2007-02-04 05:19:42 · answer #5 · answered by Anonymous · 0 0

The Hindu Business Line : A guide to fixed income investingOne has to choose between bank fixed deposits, post-office term deposits, ... Moreover, an investment up to Rs 10000 is eligible for tax benefits. ...
www.thehindubusinessline.com

2007-02-04 15:45:09 · answer #6 · answered by suresh b 3 · 0 0

It depends on which one has the lower tax rate. In my country the FD interest is only taxable for above 100K investment. If I were you, I will invest in both (Mutual Fund and FD), 7:3 ratio perhaps as I'm a moderate risk investor regardless of the tax benefit.

2007-02-04 04:29:18 · answer #7 · answered by ChampDog 3 · 0 0

For tax benefit the best investment is only Mutual funds i.e. the tax saving mutual funds(elss), particularly I would like to recomend SBI & HDFC Tax savings mutual funds. Remember that investment in tax saving mutual funds upto Rs.1,00,000 can be shown for tax concession, so go for Mutual funds.

2007-02-04 04:30:30 · answer #8 · answered by ramy 2 · 0 0

This is the best online website that can help you to invest into indian mutual funds online and will tell you about the related tax issues when it comes to indian mutual fund investments.

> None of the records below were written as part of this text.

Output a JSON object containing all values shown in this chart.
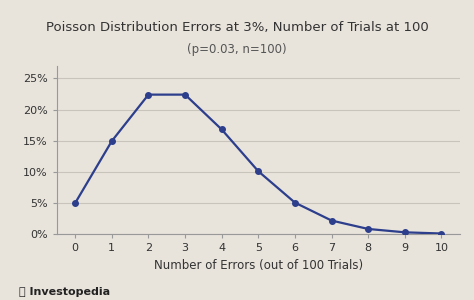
{
  "title": "Poisson Distribution Errors at 3%, Number of Trials at 100",
  "subtitle": "(p=0.03, n=100)",
  "xlabel": "Number of Errors (out of 100 Trials)",
  "ylabel": "",
  "x_values": [
    0,
    1,
    2,
    3,
    4,
    5,
    6,
    7,
    8,
    9,
    10
  ],
  "y_values": [
    0.0498,
    0.1494,
    0.224,
    0.224,
    0.168,
    0.1008,
    0.0504,
    0.0216,
    0.0081,
    0.0027,
    0.0008
  ],
  "line_color": "#2c3e8c",
  "marker": "o",
  "marker_size": 4,
  "line_width": 1.6,
  "background_color": "#e8e4dc",
  "plot_background": "#e8e4dc",
  "grid_color": "#c8c4bc",
  "title_fontsize": 9.5,
  "subtitle_fontsize": 8.5,
  "xlabel_fontsize": 8.5,
  "tick_fontsize": 8,
  "ylim": [
    0,
    0.27
  ],
  "yticks": [
    0,
    0.05,
    0.1,
    0.15,
    0.2,
    0.25
  ],
  "ytick_labels": [
    "0%",
    "5%",
    "10%",
    "15%",
    "20%",
    "25%"
  ],
  "xticks": [
    0,
    1,
    2,
    3,
    4,
    5,
    6,
    7,
    8,
    9,
    10
  ],
  "spine_color": "#999999",
  "investopedia_text": "Investopedia",
  "investopedia_fontsize": 8
}
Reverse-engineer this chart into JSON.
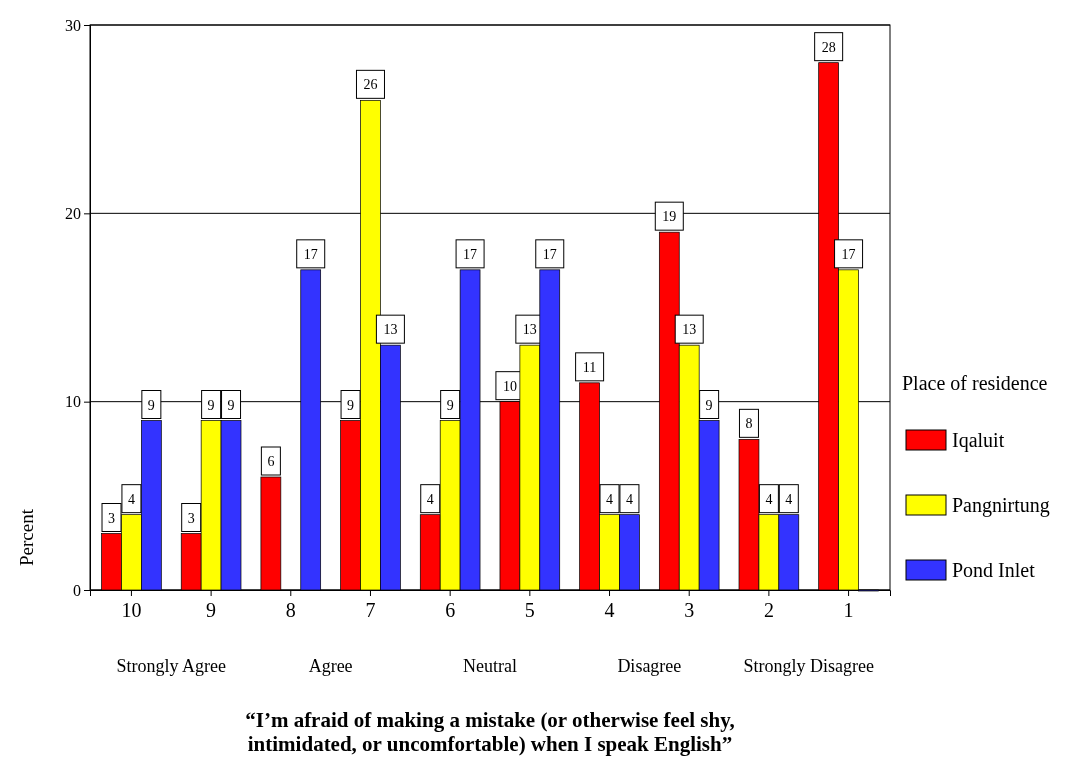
{
  "chart_data": {
    "type": "bar",
    "categories": [
      "10",
      "9",
      "8",
      "7",
      "6",
      "5",
      "4",
      "3",
      "2",
      "1"
    ],
    "series": [
      {
        "name": "Iqaluit",
        "color": "#ff0000",
        "values": [
          3,
          3,
          6,
          9,
          4,
          10,
          11,
          19,
          8,
          28
        ],
        "value_labels": [
          "3",
          "3",
          "6",
          "9",
          "4",
          "10",
          "11",
          "19",
          "8",
          "28"
        ]
      },
      {
        "name": "Pangnirtung",
        "color": "#ffff00",
        "values": [
          4,
          9,
          null,
          26,
          9,
          13,
          4,
          13,
          4,
          17
        ],
        "value_labels": [
          "4",
          "9",
          null,
          "26",
          "9",
          "13",
          "4",
          "13",
          "4",
          "17"
        ]
      },
      {
        "name": "Pond Inlet",
        "color": "#3333ff",
        "values": [
          9,
          9,
          17,
          13,
          17,
          17,
          4,
          9,
          4,
          0
        ],
        "value_labels": [
          "9",
          "9",
          "17",
          "13",
          "17",
          "17",
          "4",
          "9",
          "4",
          null
        ]
      }
    ],
    "ylim": [
      0,
      30
    ],
    "yticks": [
      0,
      10,
      20,
      30
    ],
    "grid": "y",
    "legend": "right",
    "legend_title": "Place of residence",
    "ylabel": "Percent",
    "xlabel": "“I’m afraid of making a mistake (or otherwise feel shy, intimidated, or uncomfortable) when I speak English”",
    "annotations": [
      "Strongly Agree",
      "Agree",
      "Neutral",
      "Disagree",
      "Strongly Disagree"
    ]
  }
}
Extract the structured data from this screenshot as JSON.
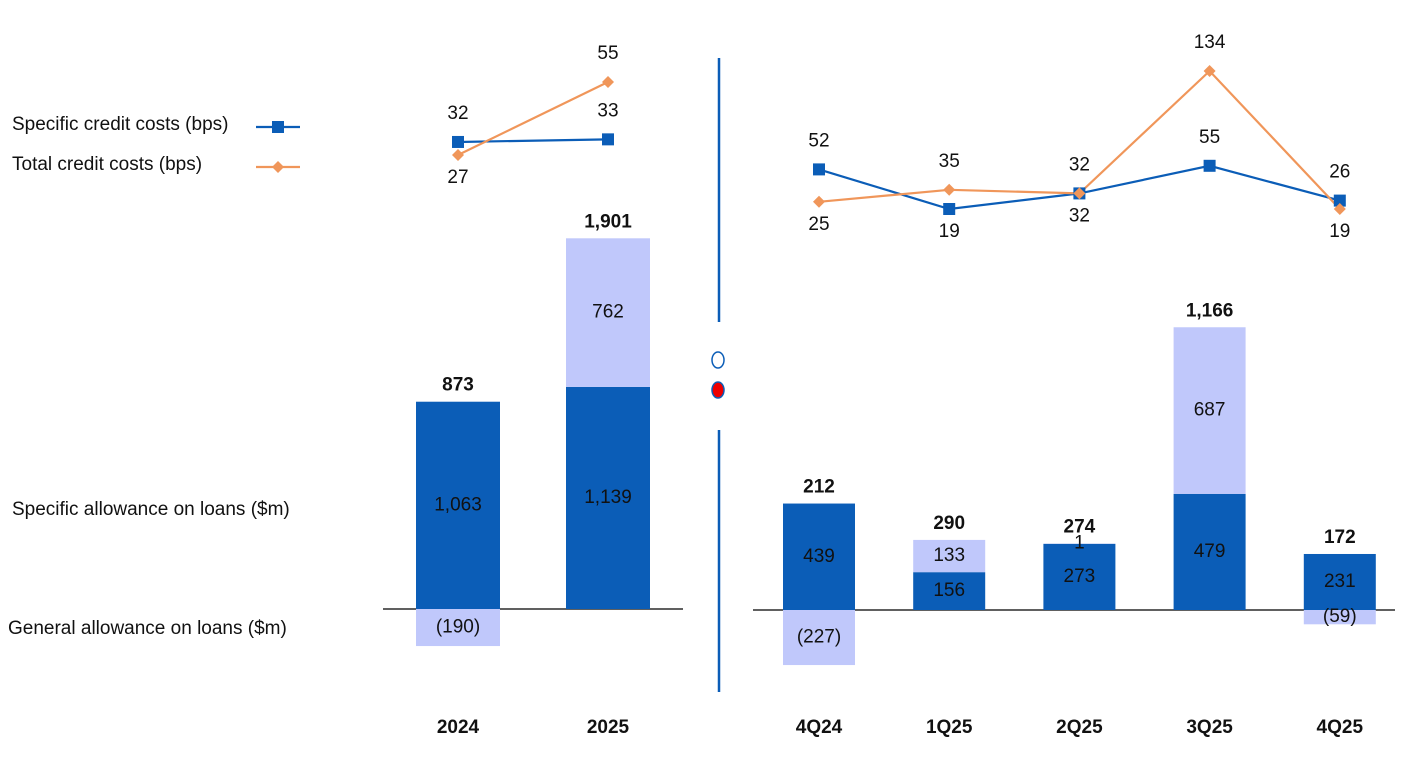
{
  "chart_data": [
    {
      "type": "bar",
      "stacked": true,
      "categories": [
        "2024",
        "2025"
      ],
      "series": [
        {
          "name": "Specific allowance on loans ($m)",
          "color": "#0b5db7",
          "values": [
            1063,
            1139
          ],
          "value_labels": [
            "1,063",
            "1,139"
          ]
        },
        {
          "name": "General allowance on loans ($m)",
          "color": "#c0c8fb",
          "values": [
            -190,
            762
          ],
          "value_labels": [
            "(190)",
            "762"
          ]
        }
      ],
      "totals": [
        873,
        1901
      ],
      "total_labels": [
        "873",
        "1,901"
      ],
      "line_series": [
        {
          "name": "Specific credit costs (bps)",
          "color": "#0b5db7",
          "marker": "square",
          "values": [
            32,
            33
          ]
        },
        {
          "name": "Total credit costs (bps)",
          "color": "#f0965a",
          "marker": "diamond",
          "values": [
            27,
            55
          ]
        }
      ]
    },
    {
      "type": "bar",
      "stacked": true,
      "categories": [
        "4Q24",
        "1Q25",
        "2Q25",
        "3Q25",
        "4Q25"
      ],
      "series": [
        {
          "color": "#0b5db7",
          "values": [
            439,
            156,
            273,
            479,
            231
          ]
        },
        {
          "color": "#c0c8fb",
          "values": [
            -227,
            133,
            1,
            687,
            -59
          ],
          "value_labels": [
            "(227)",
            "133",
            "1",
            "687",
            "(59)"
          ]
        }
      ],
      "totals": [
        212,
        290,
        274,
        1166,
        172
      ],
      "total_labels": [
        "212",
        "290",
        "274",
        "1,166",
        "172"
      ],
      "line_series": [
        {
          "color": "#0b5db7",
          "marker": "square",
          "values": [
            52,
            19,
            32,
            55,
            26
          ]
        },
        {
          "color": "#f0965a",
          "marker": "diamond",
          "values": [
            25,
            35,
            32,
            134,
            19
          ]
        }
      ]
    }
  ]
}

http://www.nriinvestindia.com/nri_tax_on_investments.htm

They will help you to invest into indian mutual funds online.
They can advise you to do investments in the best and the top performing mutual funds of india.

They also help NRIs to invest in then Indian mutual funds and india stock markets online.

http://indianmutualfunds.nriinvestindia.com/

2007-02-06 00:28:12 · answer #9 · answered by kgirishraman 3 · 0 0

At this point of time HDFC Diversified Equity Fund is best to invest as the equities will still appreciate at the long term annualized rate of 18%. FD will give you at best 9%. Both of them are not backed by RBI and carry similar risk in long term esp in India. Though in short term. FDs are more secure.